St. Basil the Great, in his Hexaemeron, meditates extensively on the sea as a lesson in providential governance: even the abyss obeys boundaries set by God's word, and every creature within it manifests divine artistry. St. Thomas Aquinas (Summa Theologiae I, q. 47) argues that the multitude and diversity of creatures is itself necessary to the perfection of the universe — no single creature could adequately represent the fullness of divine goodness, so God multiplied creatures to distribute across the whole cosmos a participation in his own infinite richness.
Pope John Paul II, in Laudato Si''s predecessor reflection and later echoed by Pope Francis in Laudato Si' (LS 85–86), teaches that each creature has its own intrinsic value and reflects God's glory. The teeming sea of verse 25 is thus not a resource to be exploited but a theophany to be reverenced.
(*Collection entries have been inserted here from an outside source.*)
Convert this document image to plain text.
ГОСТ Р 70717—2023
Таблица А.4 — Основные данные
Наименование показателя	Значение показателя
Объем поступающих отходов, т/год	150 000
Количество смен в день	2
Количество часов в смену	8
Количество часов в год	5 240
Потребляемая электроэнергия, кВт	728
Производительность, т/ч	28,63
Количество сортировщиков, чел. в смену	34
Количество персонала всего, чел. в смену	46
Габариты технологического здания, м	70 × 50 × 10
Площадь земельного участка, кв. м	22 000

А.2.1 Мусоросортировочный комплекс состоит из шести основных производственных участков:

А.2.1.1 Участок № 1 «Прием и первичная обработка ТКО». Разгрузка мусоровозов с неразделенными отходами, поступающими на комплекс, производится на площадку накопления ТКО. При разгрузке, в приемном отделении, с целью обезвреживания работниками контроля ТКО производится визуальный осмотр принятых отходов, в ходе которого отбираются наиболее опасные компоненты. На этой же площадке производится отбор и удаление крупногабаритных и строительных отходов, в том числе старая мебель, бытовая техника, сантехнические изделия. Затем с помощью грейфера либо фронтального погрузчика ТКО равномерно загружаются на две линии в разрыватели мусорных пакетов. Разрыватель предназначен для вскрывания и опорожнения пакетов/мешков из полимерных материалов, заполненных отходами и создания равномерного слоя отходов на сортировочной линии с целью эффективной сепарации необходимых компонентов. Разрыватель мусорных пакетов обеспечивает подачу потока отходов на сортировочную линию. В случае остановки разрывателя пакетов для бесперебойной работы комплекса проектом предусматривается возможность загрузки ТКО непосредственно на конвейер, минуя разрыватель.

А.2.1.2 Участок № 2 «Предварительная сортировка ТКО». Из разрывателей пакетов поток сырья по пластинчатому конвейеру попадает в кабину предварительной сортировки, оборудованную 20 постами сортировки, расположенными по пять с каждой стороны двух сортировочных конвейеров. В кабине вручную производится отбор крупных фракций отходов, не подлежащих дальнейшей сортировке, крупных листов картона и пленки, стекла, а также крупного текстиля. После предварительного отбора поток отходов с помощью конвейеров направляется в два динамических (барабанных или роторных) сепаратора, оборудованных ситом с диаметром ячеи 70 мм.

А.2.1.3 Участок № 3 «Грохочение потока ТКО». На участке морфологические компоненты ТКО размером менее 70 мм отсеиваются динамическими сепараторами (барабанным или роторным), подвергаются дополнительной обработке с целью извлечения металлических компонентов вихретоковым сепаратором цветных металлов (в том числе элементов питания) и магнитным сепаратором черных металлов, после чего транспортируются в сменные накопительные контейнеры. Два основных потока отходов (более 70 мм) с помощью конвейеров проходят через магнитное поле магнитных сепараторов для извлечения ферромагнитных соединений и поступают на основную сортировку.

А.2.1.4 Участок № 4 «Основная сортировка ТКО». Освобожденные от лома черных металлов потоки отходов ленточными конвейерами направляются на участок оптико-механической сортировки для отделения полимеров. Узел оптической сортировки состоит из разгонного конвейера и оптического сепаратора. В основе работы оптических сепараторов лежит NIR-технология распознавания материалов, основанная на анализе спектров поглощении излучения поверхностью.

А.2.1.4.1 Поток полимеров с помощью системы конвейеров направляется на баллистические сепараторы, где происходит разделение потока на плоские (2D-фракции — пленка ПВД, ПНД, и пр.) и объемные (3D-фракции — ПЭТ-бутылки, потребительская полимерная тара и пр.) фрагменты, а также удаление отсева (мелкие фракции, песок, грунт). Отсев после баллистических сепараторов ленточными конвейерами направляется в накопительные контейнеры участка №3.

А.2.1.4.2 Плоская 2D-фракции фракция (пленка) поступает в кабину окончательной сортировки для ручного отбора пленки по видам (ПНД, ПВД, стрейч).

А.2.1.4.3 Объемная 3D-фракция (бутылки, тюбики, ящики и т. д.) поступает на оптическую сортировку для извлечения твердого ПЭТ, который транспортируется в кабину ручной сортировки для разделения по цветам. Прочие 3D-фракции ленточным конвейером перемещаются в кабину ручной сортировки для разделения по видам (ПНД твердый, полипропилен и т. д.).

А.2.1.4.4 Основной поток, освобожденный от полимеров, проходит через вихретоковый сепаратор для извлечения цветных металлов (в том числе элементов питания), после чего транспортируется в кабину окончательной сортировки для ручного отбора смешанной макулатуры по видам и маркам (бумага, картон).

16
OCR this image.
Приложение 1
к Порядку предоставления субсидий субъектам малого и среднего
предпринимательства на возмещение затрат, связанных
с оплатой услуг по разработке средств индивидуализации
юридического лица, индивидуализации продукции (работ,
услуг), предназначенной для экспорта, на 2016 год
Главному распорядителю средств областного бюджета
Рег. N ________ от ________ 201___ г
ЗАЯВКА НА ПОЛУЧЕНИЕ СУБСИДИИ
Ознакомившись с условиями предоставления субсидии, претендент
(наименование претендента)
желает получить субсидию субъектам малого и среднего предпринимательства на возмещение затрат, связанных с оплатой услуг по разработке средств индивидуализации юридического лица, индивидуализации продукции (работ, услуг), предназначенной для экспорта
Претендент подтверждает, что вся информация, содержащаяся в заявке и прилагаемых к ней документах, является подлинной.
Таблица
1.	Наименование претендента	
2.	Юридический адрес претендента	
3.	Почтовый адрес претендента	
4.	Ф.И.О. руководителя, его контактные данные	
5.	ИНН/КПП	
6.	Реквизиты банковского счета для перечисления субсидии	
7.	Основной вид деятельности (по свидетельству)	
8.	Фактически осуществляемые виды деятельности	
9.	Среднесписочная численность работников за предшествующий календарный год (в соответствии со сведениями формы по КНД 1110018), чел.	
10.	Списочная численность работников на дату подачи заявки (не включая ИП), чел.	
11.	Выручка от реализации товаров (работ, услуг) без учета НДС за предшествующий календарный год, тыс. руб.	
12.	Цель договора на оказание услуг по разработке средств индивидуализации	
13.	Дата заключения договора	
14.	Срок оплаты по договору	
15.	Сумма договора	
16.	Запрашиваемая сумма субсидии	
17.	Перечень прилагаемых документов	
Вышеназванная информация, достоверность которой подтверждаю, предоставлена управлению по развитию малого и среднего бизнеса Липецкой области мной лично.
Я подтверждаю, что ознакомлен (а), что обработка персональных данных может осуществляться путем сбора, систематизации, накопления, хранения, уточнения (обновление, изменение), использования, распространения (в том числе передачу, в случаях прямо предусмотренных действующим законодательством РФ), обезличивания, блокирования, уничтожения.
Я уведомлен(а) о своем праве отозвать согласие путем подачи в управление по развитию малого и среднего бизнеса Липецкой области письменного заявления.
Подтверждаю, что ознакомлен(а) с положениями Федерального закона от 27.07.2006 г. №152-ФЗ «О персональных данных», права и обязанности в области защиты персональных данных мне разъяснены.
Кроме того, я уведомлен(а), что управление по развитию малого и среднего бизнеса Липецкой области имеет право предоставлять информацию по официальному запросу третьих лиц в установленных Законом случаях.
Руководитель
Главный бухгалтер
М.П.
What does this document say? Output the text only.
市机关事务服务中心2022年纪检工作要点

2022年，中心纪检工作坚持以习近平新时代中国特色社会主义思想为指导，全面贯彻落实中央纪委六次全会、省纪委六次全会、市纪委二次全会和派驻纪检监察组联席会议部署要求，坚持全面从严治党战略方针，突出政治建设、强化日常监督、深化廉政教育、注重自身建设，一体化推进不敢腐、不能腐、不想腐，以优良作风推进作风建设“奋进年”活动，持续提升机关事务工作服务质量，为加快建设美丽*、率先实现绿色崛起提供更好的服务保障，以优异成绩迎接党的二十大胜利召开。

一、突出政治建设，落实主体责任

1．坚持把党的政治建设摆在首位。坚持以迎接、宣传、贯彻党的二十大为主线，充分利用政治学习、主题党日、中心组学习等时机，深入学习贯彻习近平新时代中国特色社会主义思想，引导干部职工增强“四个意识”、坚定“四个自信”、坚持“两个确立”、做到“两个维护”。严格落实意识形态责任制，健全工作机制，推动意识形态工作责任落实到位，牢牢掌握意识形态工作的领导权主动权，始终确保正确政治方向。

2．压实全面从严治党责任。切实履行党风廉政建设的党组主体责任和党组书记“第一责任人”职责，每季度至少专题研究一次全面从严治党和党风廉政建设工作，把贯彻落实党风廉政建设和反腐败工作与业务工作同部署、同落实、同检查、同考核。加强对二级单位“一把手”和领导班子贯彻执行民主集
Leviathan playing in the sea is a reminder that creation includes dimensions of sheer divine delight that exceed human utility — God made creatures not only for human use but for himself, for his own pleasure and glory.
For a contemporary Catholic, these three verses carry an urgent ecological and spiritual charge. In an age of oceanic pollution, species extinction, and the industrial instrumentalization of nature, verse 24's "In wisdom you have made them all" is a summons to a specifically theological environmentalism — one grounded not in sentimentality but in the recognition that creation is the work of divine Wisdom and therefore sacred. To deface the sea is to deface a canvas on which God has written his glory.
But the passage also addresses the interior life. The sea of verses 25–26 invites the soul to stop at the edge of what it cannot fully comprehend — God's works, God's wisdom, God's ways — and to respond not with anxiety but with wonder. St. John Paul II wrote that wonder (admiratio) is the beginning of the contemplative life. These verses prescribe it as a spiritual discipline: stand before vastness, let it dwarf you, and let that dwarfing become praise. For Catholics drowning in the noise of modern life, the antidote may be as simple and demanding as the psalmist's exclamation — How many are your works, O LORD! — prayed slowly, with eyes open to the world.
Typological and Spiritual Senses
The Fathers saw in these verses a multi-layered meaning. The sea, broad and deep, was read as a figure of the world, of the Church, and of Sacred Scripture itself — vast, teeming with meaning, impossible to exhaust. The ships that cross it were read as the souls of the faithful navigating temporal life, or even as the Church (the navis Ecclesiae, the "ship of the Church") sailing through history toward the eternal harbor. Leviathan, meanwhile, was consistently read by the Fathers as a figure of the Devil — but crucially already defeated, already reduced to God's creature, already tamed by the Cross. St. Augustine (Enarrationes in Psalmos 103) saw in the ships the preaching of the Gospel crossing the sea of the world, and in Leviathan the enemy whose power Christ has definitively broken.